COVID-19 has undoubtedly presented governments with one of their most significant communication challenges in recent history. As WHO Director-General Tedros Adhanom Ghebreyesus said in February, ‘we’re not just fighting an epidemic; we’re fighting an infodemic’.
As our online information consumption increases and media patterns change, we are witnessing an extraordinary spread of global mis- and disinformation. It makes sense that the majority of conversation is now taking place online. People are using the internet to share information, air their anxieties and fill the void of boredom.
A recent Ofcom study showed that 99% of the UK online population accessed a news story about coronavirus every day, and 24% say they were getting news at least 20 times a day. Global web browsing has increased by 70% through the crisis and social media by 61% over normal usage rates (Kantar). In short, the outbreak is making us spend even more time on the platforms we were already addicted to.
Yet the recent surge of interest in disinformation is not because the concept is novel. Our reliance on digital information, coupled with a wider sense of global uncertainty, has made us more vulnerable to manipulation by information.
The current climate is a stark reminder of the real-world implications and threat of disinformation. Shocking examples of people drinking chlorine and 5G masts being set on fire have become commonplace news stories.

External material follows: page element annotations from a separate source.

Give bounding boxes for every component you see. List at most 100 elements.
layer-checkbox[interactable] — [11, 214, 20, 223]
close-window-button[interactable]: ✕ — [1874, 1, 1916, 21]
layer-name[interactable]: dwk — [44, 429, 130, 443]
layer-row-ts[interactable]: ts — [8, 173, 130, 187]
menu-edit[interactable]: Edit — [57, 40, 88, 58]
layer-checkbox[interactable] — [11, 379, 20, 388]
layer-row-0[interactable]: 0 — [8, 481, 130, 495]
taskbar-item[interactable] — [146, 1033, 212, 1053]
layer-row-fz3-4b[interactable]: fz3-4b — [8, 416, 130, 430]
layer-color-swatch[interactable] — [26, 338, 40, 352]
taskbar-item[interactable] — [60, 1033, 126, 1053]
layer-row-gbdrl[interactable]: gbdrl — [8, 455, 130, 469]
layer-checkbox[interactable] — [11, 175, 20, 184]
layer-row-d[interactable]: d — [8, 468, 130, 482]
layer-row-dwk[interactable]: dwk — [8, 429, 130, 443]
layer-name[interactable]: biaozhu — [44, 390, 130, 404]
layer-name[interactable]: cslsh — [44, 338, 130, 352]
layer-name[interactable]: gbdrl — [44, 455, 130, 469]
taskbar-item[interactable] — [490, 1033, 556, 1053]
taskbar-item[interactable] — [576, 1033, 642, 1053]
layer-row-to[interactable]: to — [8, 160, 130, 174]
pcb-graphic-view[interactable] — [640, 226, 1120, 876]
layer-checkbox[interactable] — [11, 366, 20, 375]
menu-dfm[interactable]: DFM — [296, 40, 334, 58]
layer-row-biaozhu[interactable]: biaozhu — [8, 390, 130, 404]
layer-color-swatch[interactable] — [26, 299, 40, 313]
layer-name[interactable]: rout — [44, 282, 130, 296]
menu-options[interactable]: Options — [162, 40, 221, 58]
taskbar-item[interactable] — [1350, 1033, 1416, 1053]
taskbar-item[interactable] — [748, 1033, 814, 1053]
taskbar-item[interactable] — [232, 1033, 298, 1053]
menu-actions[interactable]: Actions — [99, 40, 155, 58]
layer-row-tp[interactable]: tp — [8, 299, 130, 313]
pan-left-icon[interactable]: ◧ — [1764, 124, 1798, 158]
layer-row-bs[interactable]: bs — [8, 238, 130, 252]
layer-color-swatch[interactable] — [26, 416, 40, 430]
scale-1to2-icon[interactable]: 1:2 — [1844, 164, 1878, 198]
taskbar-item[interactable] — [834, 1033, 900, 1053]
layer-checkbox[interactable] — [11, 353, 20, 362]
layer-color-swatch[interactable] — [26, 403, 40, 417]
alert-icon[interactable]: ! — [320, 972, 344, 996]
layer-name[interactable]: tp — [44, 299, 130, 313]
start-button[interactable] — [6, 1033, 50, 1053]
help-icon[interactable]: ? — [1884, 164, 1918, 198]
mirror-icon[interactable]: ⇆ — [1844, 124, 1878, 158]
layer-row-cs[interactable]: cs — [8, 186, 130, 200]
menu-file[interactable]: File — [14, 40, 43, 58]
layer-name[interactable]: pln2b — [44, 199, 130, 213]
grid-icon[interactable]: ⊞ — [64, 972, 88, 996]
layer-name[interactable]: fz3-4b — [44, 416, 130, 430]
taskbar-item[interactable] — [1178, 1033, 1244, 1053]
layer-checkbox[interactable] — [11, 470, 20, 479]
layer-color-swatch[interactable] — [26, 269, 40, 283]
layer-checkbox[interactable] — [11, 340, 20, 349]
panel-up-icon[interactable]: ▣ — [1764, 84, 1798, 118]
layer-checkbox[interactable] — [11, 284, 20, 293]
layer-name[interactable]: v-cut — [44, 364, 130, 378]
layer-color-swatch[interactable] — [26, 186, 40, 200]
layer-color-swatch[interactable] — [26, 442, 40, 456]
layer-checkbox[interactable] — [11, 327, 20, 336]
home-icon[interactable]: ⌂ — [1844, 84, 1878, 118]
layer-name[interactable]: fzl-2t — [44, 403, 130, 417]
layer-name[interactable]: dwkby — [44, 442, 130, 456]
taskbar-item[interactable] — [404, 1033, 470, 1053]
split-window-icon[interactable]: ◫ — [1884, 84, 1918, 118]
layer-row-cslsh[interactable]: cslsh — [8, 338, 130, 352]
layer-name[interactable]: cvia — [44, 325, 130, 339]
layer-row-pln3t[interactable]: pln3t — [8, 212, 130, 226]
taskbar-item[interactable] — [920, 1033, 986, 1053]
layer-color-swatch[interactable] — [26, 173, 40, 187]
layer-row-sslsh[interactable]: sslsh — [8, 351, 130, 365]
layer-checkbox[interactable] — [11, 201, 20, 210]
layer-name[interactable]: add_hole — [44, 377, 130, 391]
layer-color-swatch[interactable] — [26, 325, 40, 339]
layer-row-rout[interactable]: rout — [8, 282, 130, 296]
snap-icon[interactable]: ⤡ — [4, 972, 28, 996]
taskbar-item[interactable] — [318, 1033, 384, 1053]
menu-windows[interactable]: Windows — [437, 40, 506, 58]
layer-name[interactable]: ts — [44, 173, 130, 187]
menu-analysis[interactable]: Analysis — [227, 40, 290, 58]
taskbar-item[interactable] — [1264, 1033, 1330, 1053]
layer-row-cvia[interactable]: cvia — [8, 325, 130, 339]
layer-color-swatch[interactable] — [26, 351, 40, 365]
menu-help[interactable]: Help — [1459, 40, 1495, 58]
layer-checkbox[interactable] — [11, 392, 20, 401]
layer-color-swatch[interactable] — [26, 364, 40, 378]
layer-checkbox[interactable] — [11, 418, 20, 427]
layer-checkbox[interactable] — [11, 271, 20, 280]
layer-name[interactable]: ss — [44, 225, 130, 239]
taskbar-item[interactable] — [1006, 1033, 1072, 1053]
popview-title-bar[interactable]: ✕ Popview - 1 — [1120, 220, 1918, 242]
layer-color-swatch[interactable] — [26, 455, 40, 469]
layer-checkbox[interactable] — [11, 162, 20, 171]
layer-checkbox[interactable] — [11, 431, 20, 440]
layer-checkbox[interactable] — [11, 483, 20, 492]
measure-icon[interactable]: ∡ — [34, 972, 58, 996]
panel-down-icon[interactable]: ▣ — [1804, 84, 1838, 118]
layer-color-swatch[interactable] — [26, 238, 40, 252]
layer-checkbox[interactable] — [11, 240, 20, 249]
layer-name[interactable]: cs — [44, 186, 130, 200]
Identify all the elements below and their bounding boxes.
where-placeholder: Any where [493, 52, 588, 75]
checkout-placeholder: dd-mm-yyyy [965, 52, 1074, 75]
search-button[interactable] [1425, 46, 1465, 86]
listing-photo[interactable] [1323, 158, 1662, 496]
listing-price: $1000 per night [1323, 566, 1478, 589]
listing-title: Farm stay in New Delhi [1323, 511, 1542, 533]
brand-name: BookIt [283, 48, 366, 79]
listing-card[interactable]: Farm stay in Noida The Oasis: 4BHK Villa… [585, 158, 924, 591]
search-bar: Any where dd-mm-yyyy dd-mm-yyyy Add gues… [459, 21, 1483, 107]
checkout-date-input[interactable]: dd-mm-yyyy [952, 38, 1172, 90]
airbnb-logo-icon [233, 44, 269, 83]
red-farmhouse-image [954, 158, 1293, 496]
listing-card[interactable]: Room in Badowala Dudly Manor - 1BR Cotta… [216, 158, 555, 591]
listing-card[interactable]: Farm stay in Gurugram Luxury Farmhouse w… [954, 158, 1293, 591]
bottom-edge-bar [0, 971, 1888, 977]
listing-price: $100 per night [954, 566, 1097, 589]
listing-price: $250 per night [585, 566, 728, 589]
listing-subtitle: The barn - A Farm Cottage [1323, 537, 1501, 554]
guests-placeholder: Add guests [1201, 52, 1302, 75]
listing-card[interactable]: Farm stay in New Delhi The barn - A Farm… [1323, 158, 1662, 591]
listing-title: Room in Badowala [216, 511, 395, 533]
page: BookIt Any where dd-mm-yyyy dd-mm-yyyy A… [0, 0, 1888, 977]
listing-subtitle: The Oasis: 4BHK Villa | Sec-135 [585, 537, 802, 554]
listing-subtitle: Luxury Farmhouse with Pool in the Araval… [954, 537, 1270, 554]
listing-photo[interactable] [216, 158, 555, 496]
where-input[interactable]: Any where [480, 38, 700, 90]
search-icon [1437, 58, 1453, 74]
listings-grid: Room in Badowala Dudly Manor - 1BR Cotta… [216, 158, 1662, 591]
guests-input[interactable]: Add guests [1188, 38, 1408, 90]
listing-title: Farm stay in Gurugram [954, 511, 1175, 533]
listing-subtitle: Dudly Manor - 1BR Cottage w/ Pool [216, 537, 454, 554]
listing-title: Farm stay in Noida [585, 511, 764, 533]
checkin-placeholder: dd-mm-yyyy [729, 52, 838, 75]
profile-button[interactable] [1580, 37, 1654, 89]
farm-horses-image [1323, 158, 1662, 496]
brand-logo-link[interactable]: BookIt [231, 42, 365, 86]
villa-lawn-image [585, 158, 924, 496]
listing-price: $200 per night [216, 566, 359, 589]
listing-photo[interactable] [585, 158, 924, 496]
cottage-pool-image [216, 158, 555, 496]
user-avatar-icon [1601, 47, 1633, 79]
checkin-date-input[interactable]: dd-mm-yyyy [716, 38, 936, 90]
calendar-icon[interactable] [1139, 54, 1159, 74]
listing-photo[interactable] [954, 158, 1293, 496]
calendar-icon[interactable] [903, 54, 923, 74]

While governments seek to reassure, we are witnessing a deluge of hostile actors attempting to influence, divide and erode public cohesion. Defined as “the deliberate creation and dissemination of false and/or manipulated information that is intended to deceive and mislead”, disinformation has brought into question the credibility of media outlets, public health organisations and major corporations. Yet what is currently so striking is the unprecedented speed and reach disinformation seems to have.
The concept is so effective because it plays on our cognitive biases. In a crisis fear is rife and people look for simple answers to the complex problems. To gain a sense of security in an unsure world, we look for narratives to confirm what we already think or know. Disinformation often provides this fix.
Since the outbreak and subsequent global spread of the virus, media reports claim that the Chinese government has been quick to take advantage of this. Xi Jinping’s administration has continued to employ the concept of ‘mask diplomacy’. In an attempt to deflect responsibility for the initial outbreak, China has presented itself as the international aid partner of choice – a role the US might have typically held in the past.
Images of Chinese aid being delivered across the world have been widespread. These have included photos of supplies being delivered to the UK, including boxes labelled “Keep Calm and combat Coronavirus” which have, in turn, been promoted to UK audiences by the Xinhua news agency.
Russia also continues to deliver a global information campaign with outlets such as RT maintaining a steady drum beat of messaging. According to the Atlantic Council’s Digital Forensics Lab, pro-Russian outlets alleged that US government is behind the virus, a narrative that also appeared on Russian
However, if a government attempts to expose and denounce disinformation attacks, they inadvertently spread their messages and tactics more widely. Government communications teams must not treat disinformation like a traditional media story. These activities look to take advantage of an audience using twisted versions of the truth, exploitation of bias and false equivalence.
Government response strategies are dependent on early detection, disruption and long-term defence measures. Robust digital detection programmes are critical for the identification and early warning of emerging threats. However, the monitoring of disinformation is only an initial step. When hostile narratives are persistently supported by software such as bots, governments must have the ability to immediately detect, track and predict the trajectory of information before the threat becomes reality.
‘Off the shelf’ responses to malign information attacks are useless; governments require bespoke strategies which employ a holistic approach to communications. During COVID-19 we have seen governments working with social media platforms with impressive results. Facebook, for example, has taken aggressive steps to stop disinformation, not only by removing up to 76% of potentially harmful content but also heavily investing in over 60 fact-checking partners.
To completely neutralise disinformation is almost impossible, the digital landscape is complex, chaotic, and occasionally narratives can exist without detection. However, to defend against such hostile actions, governments must be in a position to deliver rapid response campaigns which enable
audiences to make informed decisions based on reality and fact, instead of malicious falsehoods.
As governments continue to operate in the midst of an infodemic, they must use this time to acknowledge the reality of the threat that disinformation poses. The challenges which they currently face present an opportunity to invest in their capabilities and develop resilience to future threats.